Scientists at the University of Nottingham say that snails found in Ireland and the Pyrenees are genetically almost identical, despite being found thousands of kilometres apart.
According to experts, most snails travel at 1mm per second. The distance from Mayo, where the snail was found, to the Pyrenees is 2,166km, meaning the trip would take 601,667 hours, or more than 68 years. Some species of snail can live for up to 25 years.
Considering snails are not renowned for their speed, ability to scale mountains, traverse rivers, or cross seas, it's believed they were taken to Ireland and eaten as snacks by humans some 8,000 years ago when they made the trip west.
The ancient people probably farmed the Grove snail, Cepaea nemoralis, researchers believe.
The study, 'Irish Cepaea nemoralis land snails have a cryptic Franco-Iberian origin that is most easily explained by the movements of Mesolithic humans', is published in the journal 'Plos One'. It was completed by Dr Angus Davison in the University of Nottingham's School of Biology.
He said a specific strain of the common Irish land snail was only found elsewhere in a restricted region of the Eastern Pyrenees, and that it was a food source for Mesolithic humans.
The Garonne river which flanked the Pyrenees was an ancient route to the Atlantic, and the fact there was a continuous fossil record over 8,000 years of the snail suggested it was brought to Ireland by people living in the region.
"The surprising finding is that populations of one species of snail in Ireland seemed to originate from the northern flanks of the Pyrenees in southern France, and were not found in intervening countries," he said.
"The intriguing implication is that the genetics of snails might shed light on a very old human-migration event."
There is widespread evidence that they were eaten and possibly even farmed in the Mediterranean region, "so could have been included as a portable packed lunch," he added.
Advances in genetics have helped explain the phenomenon, which could account for the first wave of colonisation from Europe across Britain and Ireland.
Samples were obtained between 2005 and 2007, from remote locations in France, Spain, Ireland and the Pyrenees.
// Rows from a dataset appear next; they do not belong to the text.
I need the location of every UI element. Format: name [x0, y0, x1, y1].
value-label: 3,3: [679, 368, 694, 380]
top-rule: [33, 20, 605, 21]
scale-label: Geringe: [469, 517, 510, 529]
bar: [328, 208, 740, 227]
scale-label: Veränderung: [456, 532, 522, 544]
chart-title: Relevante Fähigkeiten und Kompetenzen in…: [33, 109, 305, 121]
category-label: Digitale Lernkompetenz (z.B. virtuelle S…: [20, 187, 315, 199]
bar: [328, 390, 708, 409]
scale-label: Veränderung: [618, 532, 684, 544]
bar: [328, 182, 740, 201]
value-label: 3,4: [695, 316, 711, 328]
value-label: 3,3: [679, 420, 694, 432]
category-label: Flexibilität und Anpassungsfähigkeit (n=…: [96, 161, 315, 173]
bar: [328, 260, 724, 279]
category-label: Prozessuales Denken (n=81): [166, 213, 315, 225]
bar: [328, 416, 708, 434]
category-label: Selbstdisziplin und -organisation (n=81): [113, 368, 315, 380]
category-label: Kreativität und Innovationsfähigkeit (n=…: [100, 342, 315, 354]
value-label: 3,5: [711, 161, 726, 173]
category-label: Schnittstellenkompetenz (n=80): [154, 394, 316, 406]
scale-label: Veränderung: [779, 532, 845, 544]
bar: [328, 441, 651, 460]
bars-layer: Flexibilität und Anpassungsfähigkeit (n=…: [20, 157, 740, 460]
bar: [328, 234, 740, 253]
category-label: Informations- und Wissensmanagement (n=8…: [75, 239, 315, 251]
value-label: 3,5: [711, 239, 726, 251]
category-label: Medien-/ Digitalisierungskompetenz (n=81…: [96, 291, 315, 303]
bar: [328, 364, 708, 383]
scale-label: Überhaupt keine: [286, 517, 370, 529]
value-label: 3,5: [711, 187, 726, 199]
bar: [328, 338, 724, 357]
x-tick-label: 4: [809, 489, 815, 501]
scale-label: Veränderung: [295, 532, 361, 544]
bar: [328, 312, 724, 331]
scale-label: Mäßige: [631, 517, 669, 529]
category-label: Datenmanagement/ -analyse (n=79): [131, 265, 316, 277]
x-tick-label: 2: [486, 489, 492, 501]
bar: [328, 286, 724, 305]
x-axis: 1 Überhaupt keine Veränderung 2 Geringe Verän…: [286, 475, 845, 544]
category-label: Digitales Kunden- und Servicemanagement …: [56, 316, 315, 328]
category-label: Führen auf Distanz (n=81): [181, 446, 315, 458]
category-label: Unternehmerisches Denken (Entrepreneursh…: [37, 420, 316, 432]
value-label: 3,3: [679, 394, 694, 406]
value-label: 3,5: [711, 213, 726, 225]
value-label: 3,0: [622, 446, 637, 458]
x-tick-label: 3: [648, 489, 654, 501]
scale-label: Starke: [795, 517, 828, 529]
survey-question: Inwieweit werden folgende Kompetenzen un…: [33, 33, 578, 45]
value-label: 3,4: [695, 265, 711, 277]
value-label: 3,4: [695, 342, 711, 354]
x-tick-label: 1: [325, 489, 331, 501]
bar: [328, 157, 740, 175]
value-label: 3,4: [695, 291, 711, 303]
DNA was extracted from thin slices of foot muscle, from 880 individual snails.
The specific strain of DNA from Cepaea nemoralis was only commonly found in southern France and Ireland, with a small number in the Isle of Man and a single specimen from Wales.
Researchers said that trading links were established between Ireland and Iberia which provided "ample opportunities" for land snails to be transported in cargo.
Archaeological evidence showed they were commonly eaten, while a Bronze-Age ship from Turkey shows that people have transported land snails across the oceans for at least 3,000 years.